Despite most of the theories that Tether listed instead being a reality — plus everything else that’s happened, it’s clear that at the expense of repeating fiction after fiction, Tether remains resilient to major market stresses. We know, of course, its stablecoin is not fully funded and has experienced a multi-billion dollar run in the past few months:
But as crypto exchange owner Konstantin Plavnik once remarked, “nobody actually cares if Tether is backed or not.” They just don’t care about the danger, until they have to.

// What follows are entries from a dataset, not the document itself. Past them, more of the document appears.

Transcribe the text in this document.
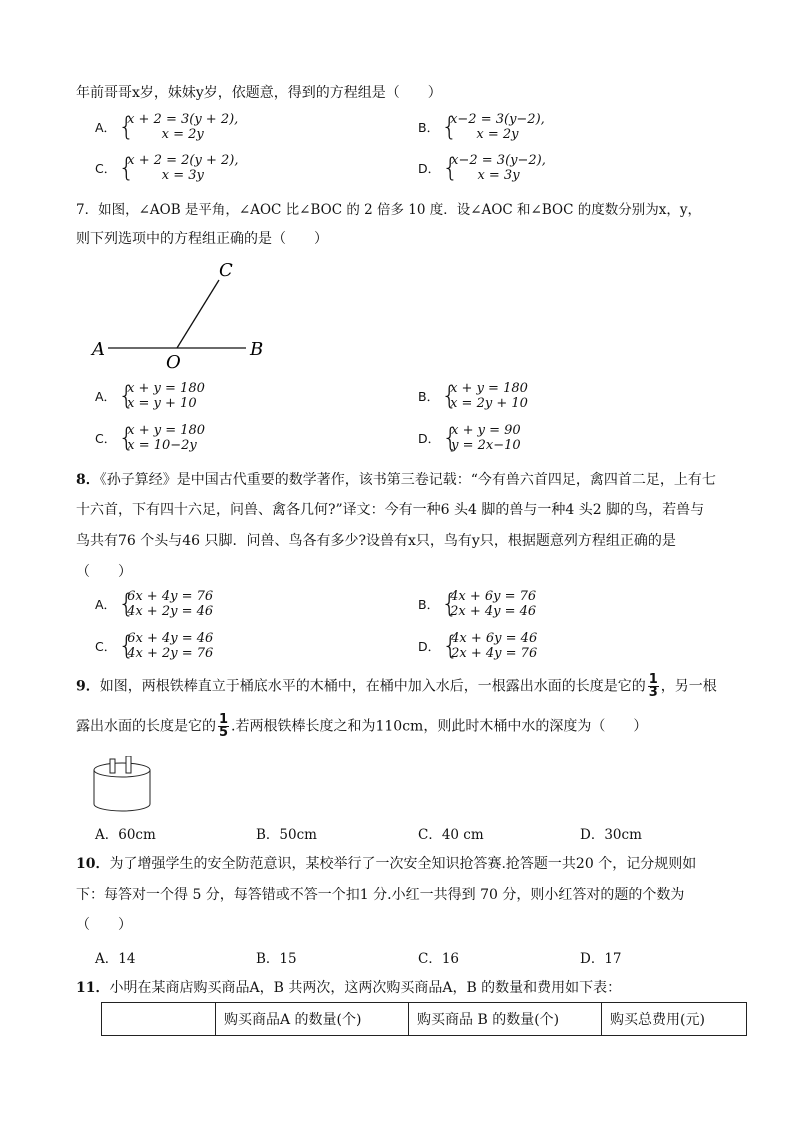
年前哥哥x岁，妹妹y岁，依题意，得到的方程组是（　　）
A． {
x + 2 = 3(y + 2),
x = 2y	B． {
x−2 = 3(y−2),
x = 2y
C． {
x + 2 = 2(y + 2),
x = 3y	D． {
x−2 = 3(y−2),
x = 3y
7．如图，∠AOB 是平角，∠AOC 比∠BOC 的 2 倍多 10 度．设∠AOC 和∠BOC 的度数分别为x，y，
则下列选项中的方程组正确的是（　　）
A
O
B
C
A． {
x + y = 180
x = y + 10	B． {
x + y = 180
x = 2y + 10
C． {
x + y = 180
x = 10−2y	D． {
x + y = 90
y = 2x−10
8．《孙子算经》是中国古代重要的数学著作，该书第三卷记载：“今有兽六首四足，禽四首二足，上有七
十六首，下有四十六足，问兽、禽各几何?”译文：今有一种6 头4 脚的兽与一种4 头2 脚的鸟，若兽与
鸟共有76 个头与46 只脚．问兽、鸟各有多少?设兽有x只，鸟有y只，根据题意列方程组正确的是
（　　）
A． {
6x + 4y = 76
4x + 2y = 46	B． {
4x + 6y = 76
2x + 4y = 46
C． {
6x + 4y = 46
4x + 2y = 76	D． {
4x + 6y = 46
2x + 4y = 76
9．如图，两根铁棒直立于桶底水平的木桶中，在桶中加入水后，一根露出水面的长度是它的 $\frac{1}{3}$ ，另一根
露出水面的长度是它的 $\frac{1}{5}$ .若两根铁棒长度之和为110cm，则此时木桶中水的深度为（　　）
A．60cm	B．50cm	C．40 cm	D．30cm
10．为了增强学生的安全防范意识，某校举行了一次安全知识抢答赛.抢答题一共20 个，记分规则如
下：每答对一个得 5 分，每答错或不答一个扣1 分.小红一共得到 70 分，则小红答对的题的个数为
（　　）
A．14	B．15	C．16	D．17
11．小明在某商店购买商品A，B 共两次，这两次购买商品A，B 的数量和费用如下表：
	购买商品A 的数量(个)	购买商品 B 的数量(个)	购买总费用(元)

That leaves the only other doom hypothesis: if market malfeasance can’t take Tether down, “sounder” rivals like Circle and its USDC stablecoin can outcompete Tether into redundancy. Coincidentally, Tether mentioned in its latest blog post how its market cap has narrowed in relation to its competitors:
“The difference between [Tether’s] 24hr trading volume and its competitors tells a clearer and more important story … 24hr trading volume remains roughly 10x that of its closest competitor. This points to the utility of Tether in daily trading and is the true measure of adoption.”
Translation: “Tether reminds you that it’s the best, damn wash trader in the business, and that relative market caps remain insignificant. If you want to wipe us out, wipe out our liquidity.”
That concludes that theory.
Subsequently, as Concoda has first speculated, if Tether ever meets its demise it will be through market forces, say, a further crash in crypto markets in the next quarter or so. As of now, we have a long way to go before the monetary excesses of the pandemic era wear off. And if Tether is to ever face its true “Lehman moment”, central banks must continue quantitative tightening and leave further rate hikes on the table. This will eventually inhibit the flow of fiat sufficiently enough for crypto prices to undergo a lethal plunge.
But for now, with Tether firing up its printer to the max once again, the fiat-crypto bridge has been re-established.
Financial power structures have yet to restrict enough access to an already scarce amount of dollars for the gateway between fiat and crypto to become “untethered.” Only then will Tether face its final reckoning.